To how much thought was given to what was flowing beneath the surface of the river is unclear. But we can now report: trash, entirely too much of it, that has since been retrieved from the waterway to be repurposed in an ambitious cultural project called the Art Bridge.
That it was a group of artists who started the ball rolling on what began as a nonprofit initiative is, in a sense, creative par for the course.

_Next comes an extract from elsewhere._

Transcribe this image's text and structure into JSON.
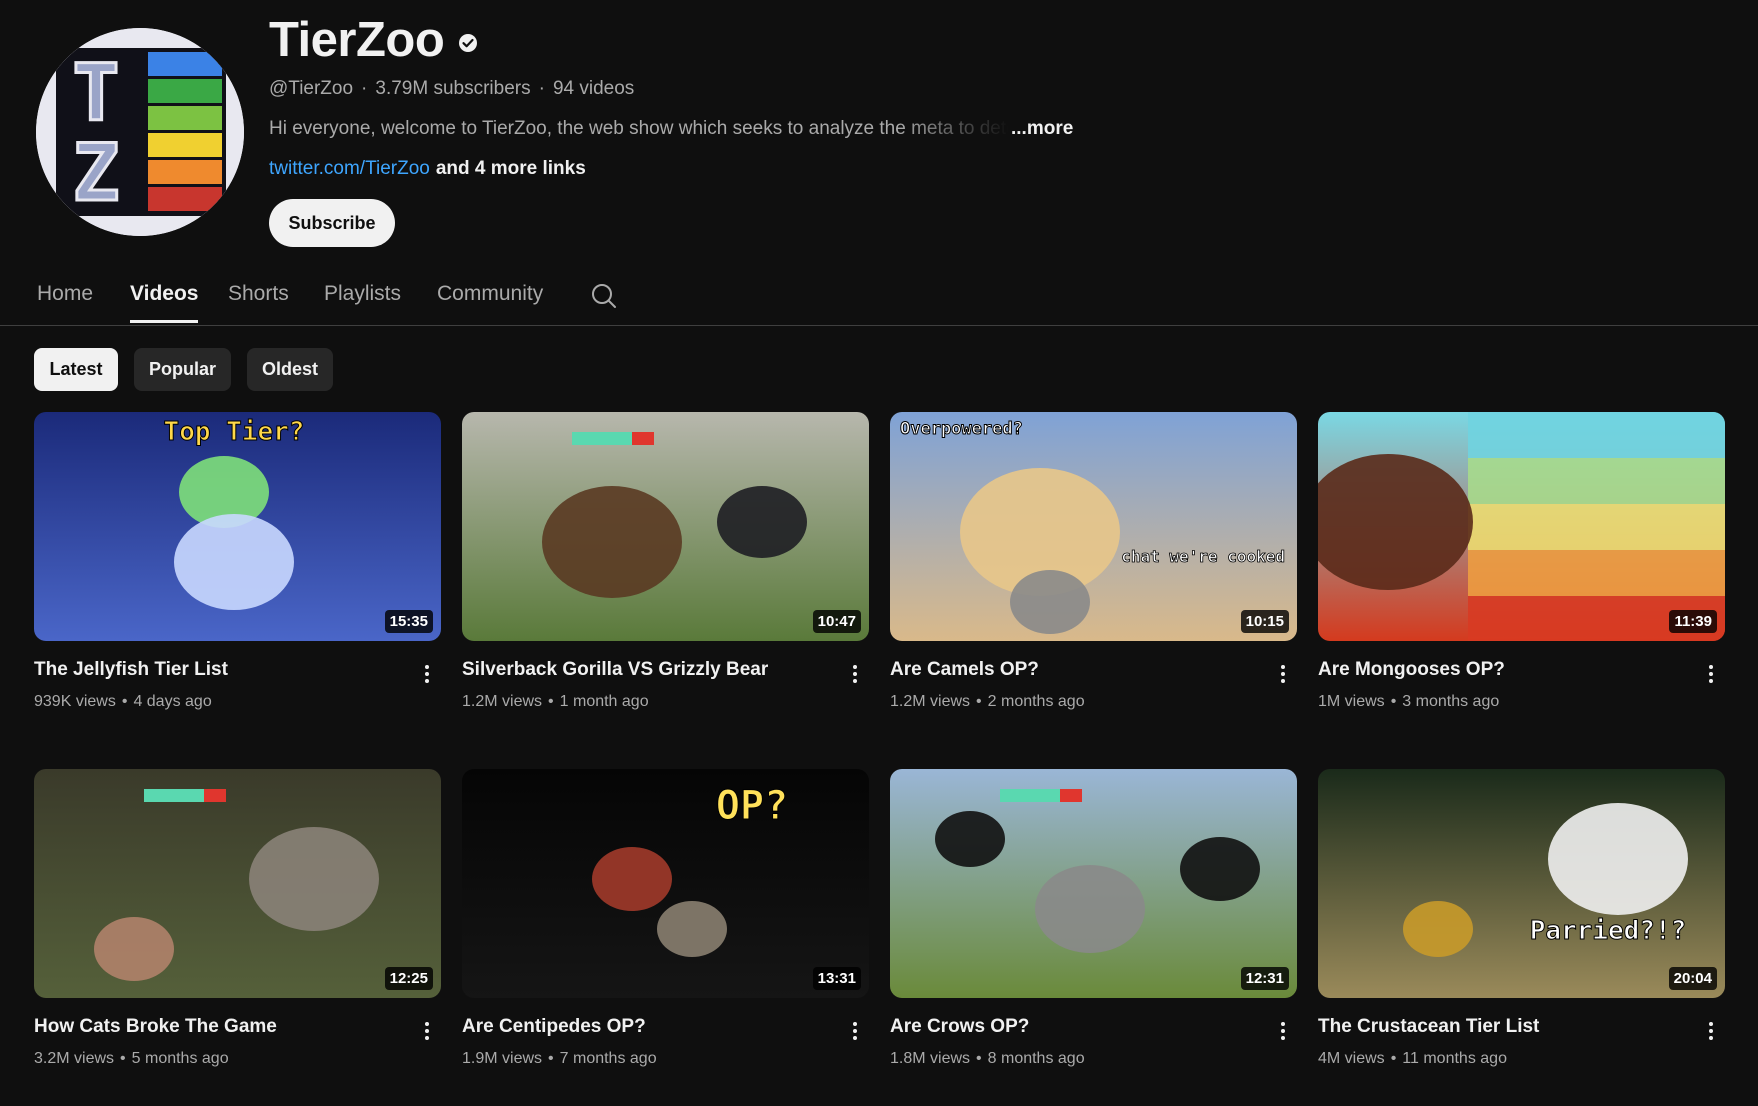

Artists are originators of the new and provocative; change agents and revolutionaries, a force for social good.
Not unlike the group of artists who in 2009 could see the writing on the wall—not the mural, but the dilapidated wooden pedestrian bridge that desperately needed to be replaced.
They prevailed upon Los Angeles-based wHY Architecture, an interdisciplinary design practice serving the arts, culture, communities and the environment, to help.
“I was excited, and went to look at it,” says wHY founder and creative director Kulapat Yantrasast, who as project architect, has been working on bringing about a replacement for the original bridge with muralist Judith Baca of the Social and Public Art Resource (SPARC).
Prompted by Judith Baca’s vision, the Art Bridge was conceived to fuse art and architecture, and reflect the state of the L.A. River, which made Kulapat Yantrasast “amazingly angry,” he confesses.
After his initial reaction of “What? This is the river? It is the worst irrigation trash!” he thought.
“If this is how people treat the river, then we need to give the river back to them…like you are your river. So we collected all this trash and threw it into the bridge.”
Simple and streamlined, edged and angular, the 1,200-square-foot Art Bridge will take a modern shape and be constructed substantially from trash salvaged from the river. Concrete walls cast with bottle glass, cans, Styrofoam, dirt, and debris. A floor and pavement made from recycled tires, tennis balls, and scrap metal. A guardrail made from recycled parts of shopping carts scattered in the riverbed.
“The striation and layers of salvaged trash and materials integrated in the bridge will speak to the many generations of development and consumption by people living by the river,” says Yantrasast.
When complete, the Art Bridge will connect both banks of the river for pedestrians from Valley Glen and Los Angeles Valley College, and also be a viewing platform from which to experience the Great Wall, now an L.A. landmark. In this way, it is best to interpret the structure as a bridge far beyond the physical. It’s a merging, of people and a place—a place doing its part to help the planet.